Although the detailed mechanisms driving a relationship between an aged immune phenotype and COVID-19 severity remain poorly understood, our RNA expression analysis has identified elevated inflammatory signalling, cellular senescence pathways and defects in DNA damage repair and autophagy, which are key processes underlying immunesenescence [60]. As the clinical consequences of immunesenescence include an increased risk of bacterial infections, reactivation of latent viruses, poor vaccine responses, increased risk of chronic inflammatory conditions [61, 62] and organ functional decline [63], severe COVID-19 survivors can thus be considered as a vulnerable population. Finding ways to alleviate immunesenescence should therefore be a priority to improve the health outcomes of these patients. Focusing on restoring thymic function could be considered a potential holistic treatment for rejuvenating the adaptive immune system and restoring immune homeostasis.

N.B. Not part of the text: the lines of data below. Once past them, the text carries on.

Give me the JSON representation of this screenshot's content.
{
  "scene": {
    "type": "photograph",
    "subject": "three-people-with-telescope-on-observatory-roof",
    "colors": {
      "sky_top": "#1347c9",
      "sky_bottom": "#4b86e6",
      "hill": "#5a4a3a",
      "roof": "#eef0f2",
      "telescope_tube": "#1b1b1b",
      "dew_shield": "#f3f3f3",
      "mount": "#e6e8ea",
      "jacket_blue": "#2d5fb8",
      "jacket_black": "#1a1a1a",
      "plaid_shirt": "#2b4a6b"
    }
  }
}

The TRIIM (Thymus Regeneration Immunorestoration and Insulin Mitigation) trial has shown it is possible to boost thymic regeneration in older males using three agents: metformin, growth hormone and dehydroepiandrosterone given for 12 months [64]. An alternative method using an injection of Thymosin alpha 1(Tα1), known to support T cell generation and survival, reversed T cell exhaustion by boosting thymic output and reducing mortality in severe COVID-19 patients [65]. Another drug with anti-immunesenescence properties is metformin [66], which has been shown recently to reduce mortality in hospitalised COVID-19 patients [67]. Autophagy-boosting therapies, such as spermidine supplementation, have yielded promising results in rejuvenating an aged immune system in older adults [68]. Exercise has also been shown to induce its beneficial effects on body systems via the stimulation of autophagy [69]. Both interventions may therefore be useful in COVID-19 convalescent patients.

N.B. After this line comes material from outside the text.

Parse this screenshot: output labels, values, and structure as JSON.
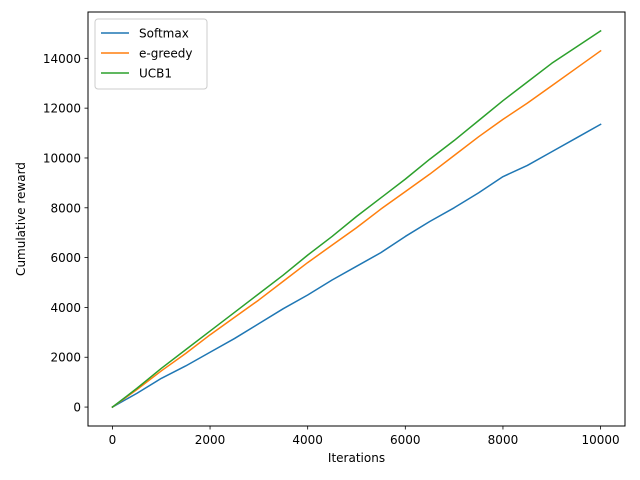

Our study has some limitations which should be considered when interpreting the findings. Firstly, we have only assessed immunological phenotype in convalescent patients and do not have longitudinal data from during the acute phase of infection, or prior to infection. We cannot therefore determine the degree to which the enhanced immune ageing was a cause or consequence of infection, though our regression analysis only found one pre-existing variable to influence the IMM-AGE score, namely South Asian ethnicity. Second, due to the collection of a limited volume of blood from the participants, it has not been possible to assess immune cell function in convalescent patients. However, our data does hint toward proliferative defects, skewing towards an inflammatory phenotype and TCR signalling defects due to overexpression of dual-specific phosphatase DUSP6, a feature of aged T cells that attenuates ERK signalling after TCR activation [70]. Third, by the very definition of healthy, our uninfected controls did not have any chronic disease and so were not well matched for the moderate and severe disease groups which had a substantial number of multimorbid patients. However, our regression analysis was able to show that the presence of multimorbidity was not a significant influence on immunesenescence. Additionally, there was variation in ethnicity amongst our four cohorts and this will have affected the data as the regression analysis revealed that South Asian ethnicity was an influence on the degree of immunesenescence.